Helmut also included the following comments in a personal communication to me, which accompanied the document above:
- "The point I would have liked in the Gazette, and I thought I had this in the minutes, concerns belay devices. The French did tests on a great number of belay devices, measuring the friction of each unit in a laboratory environment (these were not drop tests). The conclusion is that some do not work under certain circumstances (we tested them in the field last summer), the vast majority will only hold a fall when the force is up and only two or three work for pull down (fall factor two situation). One of the devices was supposed to stop a fall automatically i.e. one can let go of the rope and the fall will be stopped.
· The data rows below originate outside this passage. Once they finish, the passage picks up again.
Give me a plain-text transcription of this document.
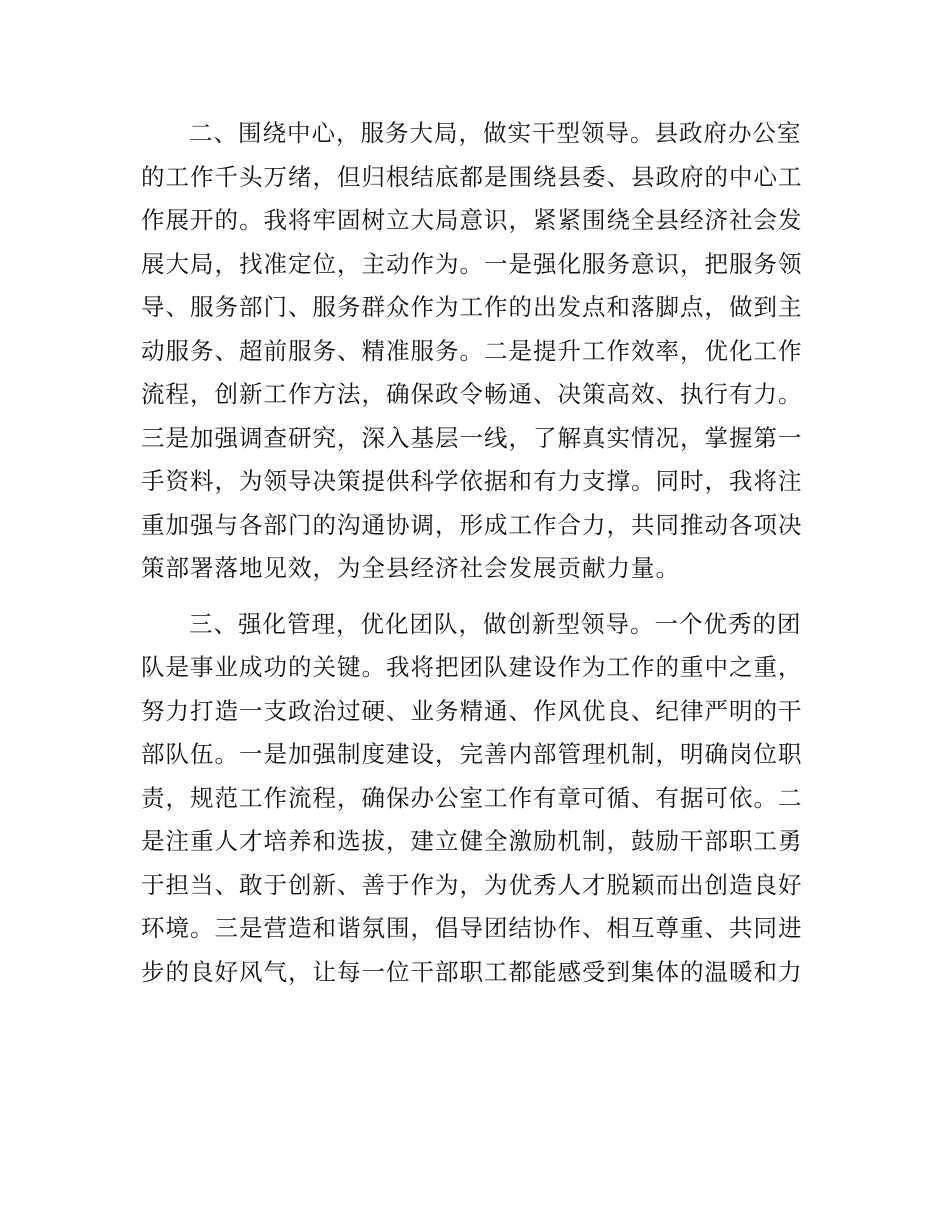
二、围绕中心，服务大局，做实干型领导。县政府办公室
的工作千头万绪，但归根结底都是围绕县委、县政府的中心工
作展开的。我将牢固树立大局意识，紧紧围绕全县经济社会发
展大局，找准定位，主动作为。一是强化服务意识，把服务领
导、服务部门、服务群众作为工作的出发点和落脚点，做到主
动服务、超前服务、精准服务。二是提升工作效率，优化工作
流程，创新工作方法，确保政令畅通、决策高效、执行有力。
三是加强调查研究，深入基层一线，了解真实情况，掌握第一
手资料，为领导决策提供科学依据和有力支撑。同时，我将注
重加强与各部门的沟通协调，形成工作合力，共同推动各项决
策部署落地见效，为全县经济社会发展贡献力量。

三、强化管理，优化团队，做创新型领导。一个优秀的团
队是事业成功的关键。我将把团队建设作为工作的重中之重，
努力打造一支政治过硬、业务精通、作风优良、纪律严明的干
部队伍。一是加强制度建设，完善内部管理机制，明确岗位职
责，规范工作流程，确保办公室工作有章可循、有据可依。二
是注重人才培养和选拔，建立健全激励机制，鼓励干部职工勇
于担当、敢于创新、善于作为，为优秀人才脱颖而出创造良好
环境。三是营造和谐氛围，倡导团结协作、相互尊重、共同进
步的良好风气，让每一位干部职工都能感受到集体的温暖和力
It turned out that if a belayer was in the normal belay position and a fall occurred, the belay failed just because the hands loosely held the rope. The device worked perfectly, If the belayer removed the hands from the rope before the breaking action started. Just a small dislocation of the device from its "perfect" breaking position caused failure. They found only three units which could hold a fall factor two fall (like the Munter Hitch) and the automatic device mentioned above was one of them."
- "It has been known for many years that all the Sticht plate type of devices do not produce enough friction for a major fall situation. They work, once some runners (which hold) are in place. There is tremendous complacency and ignorance out there. Many of the climbing wall people, dealing only with top rope situations have no idea what happens when a climber has a severe leader fall with pull up, let alone with pull down. What makes things worse is the fact that plate devices can really only be operated from the body. Climbers get hurt by being jerked around when the impact occurs and often let the rope go."